Sound awesome, right? The truth though is that SFUs are increasingly becoming the standard. MCUs need to decode each video, resize and reformat it and compose a new frame on every update - this is very computation heavy and requires extremely expensive hardware - especially of the advent of HD, 4k and even 8k displays.

Clients, even browsers have however become fast enough to handle quite a lot of computation - so forwarding streams directly using an SFU is often completely sufficient.

File Transfers

File transfers can be equally tricky. WebRTC gives developers a choice of ordered and reliable TCP style, unordered or unreliable UDP style communication.
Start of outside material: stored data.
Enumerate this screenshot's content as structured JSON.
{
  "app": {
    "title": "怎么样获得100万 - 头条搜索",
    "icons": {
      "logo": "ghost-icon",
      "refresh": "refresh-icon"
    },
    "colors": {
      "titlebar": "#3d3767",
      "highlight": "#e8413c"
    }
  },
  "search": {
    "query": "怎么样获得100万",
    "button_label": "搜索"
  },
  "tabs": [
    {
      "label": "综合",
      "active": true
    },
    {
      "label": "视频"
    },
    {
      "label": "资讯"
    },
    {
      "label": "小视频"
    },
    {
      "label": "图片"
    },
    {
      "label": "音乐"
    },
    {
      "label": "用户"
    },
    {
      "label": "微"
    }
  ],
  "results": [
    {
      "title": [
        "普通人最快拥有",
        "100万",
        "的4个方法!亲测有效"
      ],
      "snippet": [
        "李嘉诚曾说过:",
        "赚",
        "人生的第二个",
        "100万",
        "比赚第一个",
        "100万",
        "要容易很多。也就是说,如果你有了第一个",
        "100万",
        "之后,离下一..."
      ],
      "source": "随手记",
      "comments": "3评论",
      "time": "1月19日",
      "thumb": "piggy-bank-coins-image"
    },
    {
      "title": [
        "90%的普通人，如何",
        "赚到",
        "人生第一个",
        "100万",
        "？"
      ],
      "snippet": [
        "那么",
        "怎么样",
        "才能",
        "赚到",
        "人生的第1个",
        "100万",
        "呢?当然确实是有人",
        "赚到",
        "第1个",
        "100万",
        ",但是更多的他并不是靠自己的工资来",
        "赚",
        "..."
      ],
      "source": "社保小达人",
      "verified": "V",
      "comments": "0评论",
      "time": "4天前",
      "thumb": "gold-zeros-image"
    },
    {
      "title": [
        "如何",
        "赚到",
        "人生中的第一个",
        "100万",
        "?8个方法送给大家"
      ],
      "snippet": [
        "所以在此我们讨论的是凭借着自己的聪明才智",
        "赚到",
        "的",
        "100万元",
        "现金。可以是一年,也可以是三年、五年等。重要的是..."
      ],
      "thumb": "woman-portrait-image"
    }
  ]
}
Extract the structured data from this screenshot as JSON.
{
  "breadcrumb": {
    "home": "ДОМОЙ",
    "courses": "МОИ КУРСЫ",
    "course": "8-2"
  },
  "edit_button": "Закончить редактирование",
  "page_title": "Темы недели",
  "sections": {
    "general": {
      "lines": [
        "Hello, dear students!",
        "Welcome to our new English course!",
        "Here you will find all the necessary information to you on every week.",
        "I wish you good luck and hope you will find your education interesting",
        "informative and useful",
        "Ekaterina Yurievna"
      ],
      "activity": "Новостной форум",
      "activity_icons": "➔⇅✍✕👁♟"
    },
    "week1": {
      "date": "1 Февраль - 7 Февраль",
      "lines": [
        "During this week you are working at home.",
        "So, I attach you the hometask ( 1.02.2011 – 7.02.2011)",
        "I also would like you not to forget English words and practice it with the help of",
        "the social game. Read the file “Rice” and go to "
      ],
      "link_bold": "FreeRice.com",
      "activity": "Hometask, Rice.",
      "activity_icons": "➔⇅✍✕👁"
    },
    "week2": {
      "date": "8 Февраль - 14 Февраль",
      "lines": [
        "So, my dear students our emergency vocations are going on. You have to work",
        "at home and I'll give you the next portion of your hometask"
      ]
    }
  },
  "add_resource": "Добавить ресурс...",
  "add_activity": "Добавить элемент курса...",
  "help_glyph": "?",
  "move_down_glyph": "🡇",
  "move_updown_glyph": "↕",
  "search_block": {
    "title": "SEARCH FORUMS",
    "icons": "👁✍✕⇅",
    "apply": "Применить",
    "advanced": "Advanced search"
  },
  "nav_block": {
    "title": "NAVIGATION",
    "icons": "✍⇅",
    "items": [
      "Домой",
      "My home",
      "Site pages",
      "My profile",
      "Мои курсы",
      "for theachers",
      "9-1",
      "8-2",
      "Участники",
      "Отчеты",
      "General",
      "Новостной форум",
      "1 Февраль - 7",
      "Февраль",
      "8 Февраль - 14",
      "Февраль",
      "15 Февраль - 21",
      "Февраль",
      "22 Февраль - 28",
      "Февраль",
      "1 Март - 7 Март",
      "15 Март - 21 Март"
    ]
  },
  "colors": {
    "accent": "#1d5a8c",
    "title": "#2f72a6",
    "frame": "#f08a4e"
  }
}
To efficiently transfer files it makes sense to use an unordered, yet reliable model and optimise speed on a byte level. This also makes it possible to receive parts of a file from multiple peers at once, speeding up downloads significantly.

This does however also mean that its up to the implementation to ensure file integrity using checksums. Another hard limitation is the fact that browsers store the incoming file data in memory - which creates a hard limit to the maximum filesize that can be transferred.